Member of the Storting
- Incumbent
- Assumed office 1 October 2025
- Constituency: Akershus

Deputy County Mayor of Akershus
- In office 17 October 2023 – 25 September 2025
- Mayor: Thomas Sjøvold (H)
- Succeeded by: Ole Jacob Johansen (FrP)

Personal details
- Born: 13 March 1967 (age 59)
- Party: Progress

= Liv Gustavsen =

Norwegian politician (born 1967)

Liv Thon Gustavsen (born 13 March 1967) is a Norwegian politician for the Progress Party.

==Political career==
===Parliament===
She served as a deputy representative to the Storting from Akershus from 2017 to 2021. She was elected as a regular representative in 2025.

===Local politics===
Hailing from Årnes, she joined the Progress Party in 2008. In 2011, she became deputy member of Nes municipal council, in 2015 she became a full member as well as deputy member of Akershus county council, and in 2016 she succeeded Hans Andreas Limi as chair of Akershus Progress Party.

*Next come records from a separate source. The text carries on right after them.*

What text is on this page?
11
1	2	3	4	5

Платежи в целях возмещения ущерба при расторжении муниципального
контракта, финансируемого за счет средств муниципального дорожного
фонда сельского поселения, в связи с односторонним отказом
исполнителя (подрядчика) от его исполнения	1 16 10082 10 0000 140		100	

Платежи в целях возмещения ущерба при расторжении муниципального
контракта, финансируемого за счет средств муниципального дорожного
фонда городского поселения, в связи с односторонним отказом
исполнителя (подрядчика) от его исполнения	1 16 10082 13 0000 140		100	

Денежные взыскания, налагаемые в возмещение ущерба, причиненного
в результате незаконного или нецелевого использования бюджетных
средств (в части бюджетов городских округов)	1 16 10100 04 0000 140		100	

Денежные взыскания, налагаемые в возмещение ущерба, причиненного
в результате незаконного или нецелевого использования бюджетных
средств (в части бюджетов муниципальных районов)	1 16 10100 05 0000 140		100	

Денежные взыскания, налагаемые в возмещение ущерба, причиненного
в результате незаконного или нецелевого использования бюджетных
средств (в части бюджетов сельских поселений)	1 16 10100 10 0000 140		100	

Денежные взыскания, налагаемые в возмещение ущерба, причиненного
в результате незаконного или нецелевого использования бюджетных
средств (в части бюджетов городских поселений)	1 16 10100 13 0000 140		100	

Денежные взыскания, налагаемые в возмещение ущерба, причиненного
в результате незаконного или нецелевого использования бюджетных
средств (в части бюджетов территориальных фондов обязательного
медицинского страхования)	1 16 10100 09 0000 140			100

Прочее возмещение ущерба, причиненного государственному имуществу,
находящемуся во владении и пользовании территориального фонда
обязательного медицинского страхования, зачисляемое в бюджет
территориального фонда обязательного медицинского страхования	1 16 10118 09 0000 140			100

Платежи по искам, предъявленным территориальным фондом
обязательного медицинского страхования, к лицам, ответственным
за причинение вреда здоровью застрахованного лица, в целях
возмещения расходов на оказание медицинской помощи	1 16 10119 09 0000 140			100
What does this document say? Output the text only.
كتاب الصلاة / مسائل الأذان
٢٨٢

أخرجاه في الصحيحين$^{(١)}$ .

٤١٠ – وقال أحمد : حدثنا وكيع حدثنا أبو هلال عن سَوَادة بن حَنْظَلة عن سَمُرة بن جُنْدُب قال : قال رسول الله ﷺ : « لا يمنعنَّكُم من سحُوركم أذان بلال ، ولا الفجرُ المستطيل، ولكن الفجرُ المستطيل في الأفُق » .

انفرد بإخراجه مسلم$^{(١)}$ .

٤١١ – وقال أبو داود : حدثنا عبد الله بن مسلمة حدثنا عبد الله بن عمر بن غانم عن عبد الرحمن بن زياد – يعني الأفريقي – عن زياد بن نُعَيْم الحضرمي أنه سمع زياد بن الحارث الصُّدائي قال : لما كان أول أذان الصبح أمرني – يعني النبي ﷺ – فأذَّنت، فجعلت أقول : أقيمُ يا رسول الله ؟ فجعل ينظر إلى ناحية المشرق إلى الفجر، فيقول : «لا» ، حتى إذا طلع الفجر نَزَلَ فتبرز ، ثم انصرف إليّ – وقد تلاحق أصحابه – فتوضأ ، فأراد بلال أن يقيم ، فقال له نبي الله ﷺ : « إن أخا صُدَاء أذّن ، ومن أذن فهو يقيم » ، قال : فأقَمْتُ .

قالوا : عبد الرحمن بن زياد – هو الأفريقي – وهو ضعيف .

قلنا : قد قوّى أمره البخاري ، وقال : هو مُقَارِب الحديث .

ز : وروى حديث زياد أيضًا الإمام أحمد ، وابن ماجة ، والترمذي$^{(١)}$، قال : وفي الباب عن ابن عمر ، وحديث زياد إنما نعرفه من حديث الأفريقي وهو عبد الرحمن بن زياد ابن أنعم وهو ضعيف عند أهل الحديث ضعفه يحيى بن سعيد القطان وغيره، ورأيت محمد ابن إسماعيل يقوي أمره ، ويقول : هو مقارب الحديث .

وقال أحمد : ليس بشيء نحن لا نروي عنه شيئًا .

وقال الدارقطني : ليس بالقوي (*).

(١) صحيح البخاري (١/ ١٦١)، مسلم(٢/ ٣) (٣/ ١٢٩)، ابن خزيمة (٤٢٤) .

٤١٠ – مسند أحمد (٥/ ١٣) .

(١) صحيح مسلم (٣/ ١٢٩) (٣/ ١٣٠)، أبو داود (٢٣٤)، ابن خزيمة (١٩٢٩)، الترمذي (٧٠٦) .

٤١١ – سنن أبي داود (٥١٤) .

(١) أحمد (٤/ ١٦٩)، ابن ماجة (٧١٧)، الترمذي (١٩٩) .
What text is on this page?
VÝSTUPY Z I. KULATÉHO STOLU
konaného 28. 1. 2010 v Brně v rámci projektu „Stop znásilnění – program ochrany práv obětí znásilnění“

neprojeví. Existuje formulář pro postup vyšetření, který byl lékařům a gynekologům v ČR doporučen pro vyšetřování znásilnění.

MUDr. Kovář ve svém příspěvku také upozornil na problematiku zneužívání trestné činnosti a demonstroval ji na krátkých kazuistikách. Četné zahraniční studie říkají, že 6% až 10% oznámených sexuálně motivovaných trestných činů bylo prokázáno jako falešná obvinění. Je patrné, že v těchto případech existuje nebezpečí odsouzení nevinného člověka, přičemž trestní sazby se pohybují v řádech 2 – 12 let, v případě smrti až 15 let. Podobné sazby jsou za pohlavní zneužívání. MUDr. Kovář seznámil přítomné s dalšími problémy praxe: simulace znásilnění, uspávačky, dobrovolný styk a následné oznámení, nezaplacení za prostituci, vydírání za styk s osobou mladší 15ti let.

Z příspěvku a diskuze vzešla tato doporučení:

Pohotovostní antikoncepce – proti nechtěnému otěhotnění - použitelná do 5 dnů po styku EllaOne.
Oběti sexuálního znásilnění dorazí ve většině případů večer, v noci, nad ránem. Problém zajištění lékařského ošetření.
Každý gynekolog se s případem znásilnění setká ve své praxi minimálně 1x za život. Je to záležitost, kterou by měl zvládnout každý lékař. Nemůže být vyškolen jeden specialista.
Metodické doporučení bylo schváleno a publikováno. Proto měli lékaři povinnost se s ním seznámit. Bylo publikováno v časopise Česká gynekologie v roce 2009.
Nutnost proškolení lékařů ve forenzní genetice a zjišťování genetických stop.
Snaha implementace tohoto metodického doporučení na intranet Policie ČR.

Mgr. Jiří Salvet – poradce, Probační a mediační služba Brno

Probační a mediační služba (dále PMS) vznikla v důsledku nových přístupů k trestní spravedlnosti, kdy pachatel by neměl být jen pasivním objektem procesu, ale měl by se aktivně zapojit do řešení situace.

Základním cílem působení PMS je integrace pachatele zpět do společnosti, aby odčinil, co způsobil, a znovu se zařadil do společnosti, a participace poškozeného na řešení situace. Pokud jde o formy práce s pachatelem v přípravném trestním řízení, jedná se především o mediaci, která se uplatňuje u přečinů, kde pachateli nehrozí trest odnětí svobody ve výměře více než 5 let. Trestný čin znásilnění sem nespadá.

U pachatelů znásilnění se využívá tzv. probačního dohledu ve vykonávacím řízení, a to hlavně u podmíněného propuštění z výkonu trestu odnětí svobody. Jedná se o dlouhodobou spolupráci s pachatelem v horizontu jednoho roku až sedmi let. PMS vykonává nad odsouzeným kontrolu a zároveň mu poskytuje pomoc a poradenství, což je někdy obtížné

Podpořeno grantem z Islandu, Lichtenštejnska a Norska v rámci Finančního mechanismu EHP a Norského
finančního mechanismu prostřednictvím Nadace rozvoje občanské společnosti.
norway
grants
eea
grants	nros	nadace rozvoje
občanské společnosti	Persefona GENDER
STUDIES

Following the 2023 local elections, she became the new deputy county mayor of the newly re-established Akershus, serving under Conservative Thomas Sjøvold. She resigned after being elected to the Storting again at the 2025 parliamentary election and was succeeded by Ole Jacob Johansen.

==Personal life==
She resided for many years in Haga and chaired the local sports club Haga IF. Outside of politics, she has spent her entire career in South African Pulp and Paper Industries.